Thierry Breton se défend d’être responsable des problèmes actuels de l’entreprise.

Ses ambitions politiques sont connues : le commissaire a déclaré qu’il était ouvert à l’idée de devenir le prochain président de la Commission européenne. Et bien qu’il reste discret, officiellement, sur son envie d’être tête de liste macroniste pour les élections européennes, sa présence accrue à Paris et sur les plateaux de télévision français laisse penser à ceux qui connaissent l’animal politique qu’il fait effectivement campagne pour être désigné.

“J’ai croisé Thierry Breton. Il m’a dit qu’il n’était pas candidat, j’en ai conclu qu’il était fermement candidat” s’amusait ainsi un eurodéputé LR auprès de POLITICO cette semaine.

S’il refuse de commenter la situation actuelle de l’entreprise, Thierry Breton s’est exprimé dans l’émission Le Grand Jury du 29 octobre sur la situation d’Atos au moment de son départ : “C’était le numéro un européen en cybersécurité, en supercalculateurs, du cloud, et pas de dette”.

Ses successeurs à la tête d’Atos, eux, n’ont pas hésité à rejeter la responsabilité du fiasco sur le Monsieur industrie de l’Union.

“Le succès du cours de bourse d’Atos dans les années 2010 était en réalité le fruit d’une politique d’acquisitions et d’une forte croissance externe qui a été réalisée avec une sélectivité discutable ou insuffisante et de la signature de contrats dont la rémunération était trop faible au regard des coûts”, déclarait en septembre Bertrand Meunier, PDG d’Atos jusqu’à peu, au quotidien économique La Tribune en septembre.

Depuis, des actionnaires d’Atos ont déposé plainte contre Bertrand Meunier auprès du parquet national financier (PNF) pour sa gestion de la vente, ce qui laisse présager une longue bataille juridique sur la gestion passée et présente de l’entreprise, à quelques mois des élections européennes…

Sollicité sur le détail de la plainte, un porte-parole du PNF en a confirmé l’existence mais s’est refusé à tout commentaire, au motif que l’affaire pourrait être “instrumentalisée” par des intérêts privés.

Atos s’est aussi refusé à tout commentaire au moment du dépôt de la plainte, mais l’entreprise a souligné lors du départ de Bertrand Meunier que celui-ci avait dirigé l’entreprise “avec intégrité et responsabilité”.

Épine dans le pied

Si de l’avis général l’actuel président du groupe Renew à Bruxelles, Stéphane Séjourné fait office de “candidat naturel” pour la tête de liste aux européennes, Emmanuel Macron laisse planer le doute sur le choix qu’il fera.

L’hypothèse Breton, qui fait jeu égal avec Séjourné dans certains sondages, n’est pas écartée mais pâtit notamment du contexte Atos.

“Breton, c’est pas une bonne idée.

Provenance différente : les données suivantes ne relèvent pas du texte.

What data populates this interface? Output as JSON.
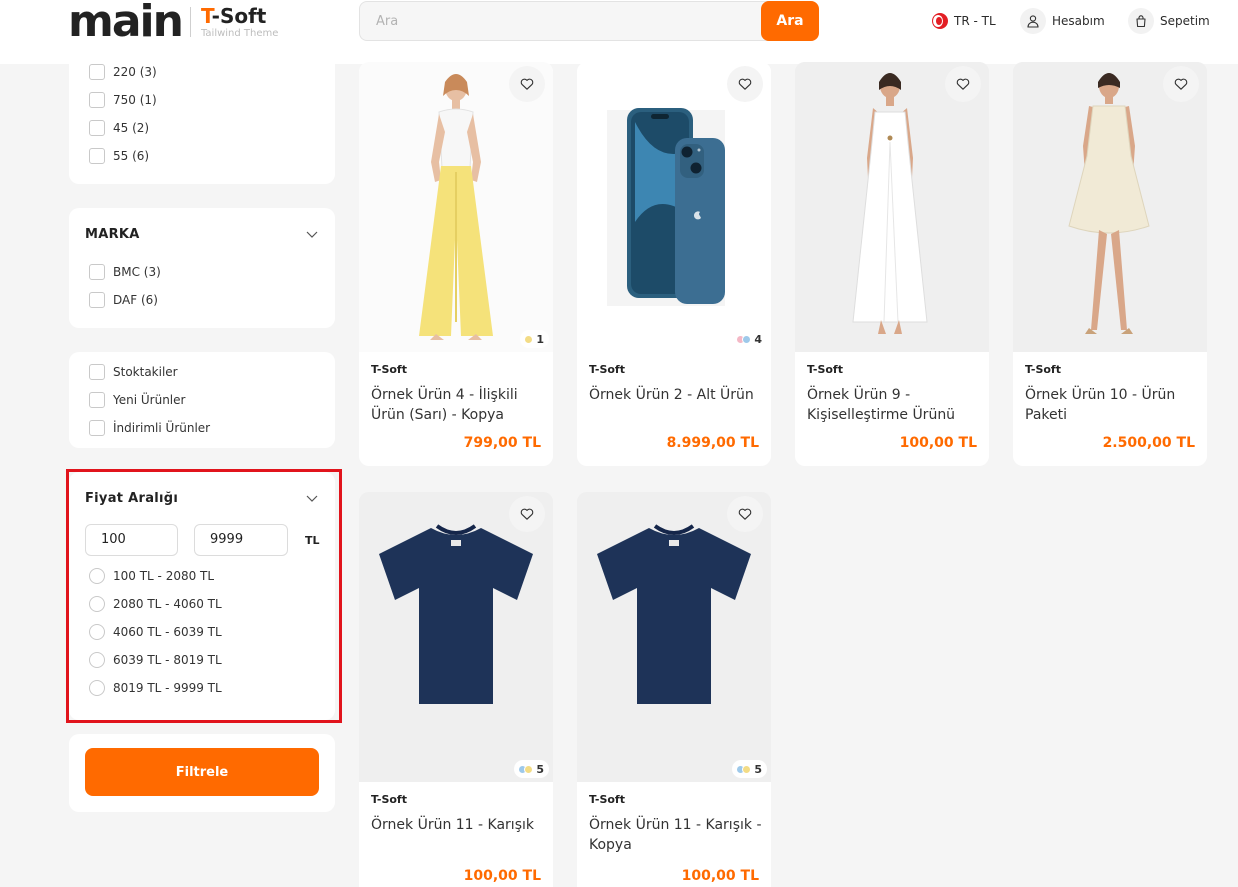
{
  "header": {
    "logo_main": "main",
    "logo_brand_t": "T",
    "logo_brand_rest": "-Soft",
    "logo_sub": "Tailwind Theme",
    "search_placeholder": "Ara",
    "search_button": "Ara",
    "lang_currency": "TR - TL",
    "account_label": "Hesabım",
    "cart_label": "Sepetim",
    "accent_color": "#ff6a00"
  },
  "sidebar": {
    "size_options": [
      "220 (3)",
      "750 (1)",
      "45 (2)",
      "55 (6)"
    ],
    "brand_title": "MARKA",
    "brand_options": [
      "BMC (3)",
      "DAF (6)"
    ],
    "stock_options": [
      "Stoktakiler",
      "Yeni Ürünler",
      "İndirimli Ürünler"
    ],
    "price_title": "Fiyat Aralığı",
    "price_min": "100",
    "price_max": "9999",
    "price_currency": "TL",
    "price_ranges": [
      "100 TL - 2080 TL",
      "2080 TL - 4060 TL",
      "4060 TL - 6039 TL",
      "6039 TL - 8019 TL",
      "8019 TL - 9999 TL"
    ],
    "filter_button": "Filtrele"
  },
  "products": [
    {
      "brand": "T-Soft",
      "name": "Örnek Ürün 4 - İlişkili Ürün (Sarı) - Kopya",
      "price": "799,00 TL",
      "variants": "1",
      "image": "yellow-pants-model"
    },
    {
      "brand": "T-Soft",
      "name": "Örnek Ürün 2 - Alt Ürün",
      "price": "8.999,00 TL",
      "variants": "4",
      "image": "blue-smartphone"
    },
    {
      "brand": "T-Soft",
      "name": "Örnek Ürün 9 - Kişiselleştirme Ürünü",
      "price": "100,00 TL",
      "variants": "",
      "image": "white-dress-model"
    },
    {
      "brand": "T-Soft",
      "name": "Örnek Ürün 10 - Ürün Paketi",
      "price": "2.500,00 TL",
      "variants": "",
      "image": "cream-dress-model"
    },
    {
      "brand": "T-Soft",
      "name": "Örnek Ürün 11 - Karışık",
      "price": "100,00 TL",
      "variants": "5",
      "image": "navy-tshirt"
    },
    {
      "brand": "T-Soft",
      "name": "Örnek Ürün 11 - Karışık - Kopya",
      "price": "100,00 TL",
      "variants": "5",
      "image": "navy-tshirt"
    }
  ]
}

Avec Atos, il y a des cartouches qui vont lui être tirées dessus”, confiait récemment un parlementaire proche du chef de l’Etat, qui, comme d’autres, nous a parlé sous couvert d’anonymat.

D’autres soulignent que les personnes qui en parlent sont surtout des rivaux internes.

Pour Thierry Breton, l’enjeu est double : être tête de liste Renaissance, c’est être en bonne place pour être le Spitzenkandidat Renew, c’est à dire le candidat du parti et de ses alliés européens pour la présidence de la Commission.

Mais Renaissance doit aussi choisir un candidat capable d’affronter le chef de file du Rassemblement national Jordan Bardella, déjà parti en campagne et redouté sur les plateaux de télévision.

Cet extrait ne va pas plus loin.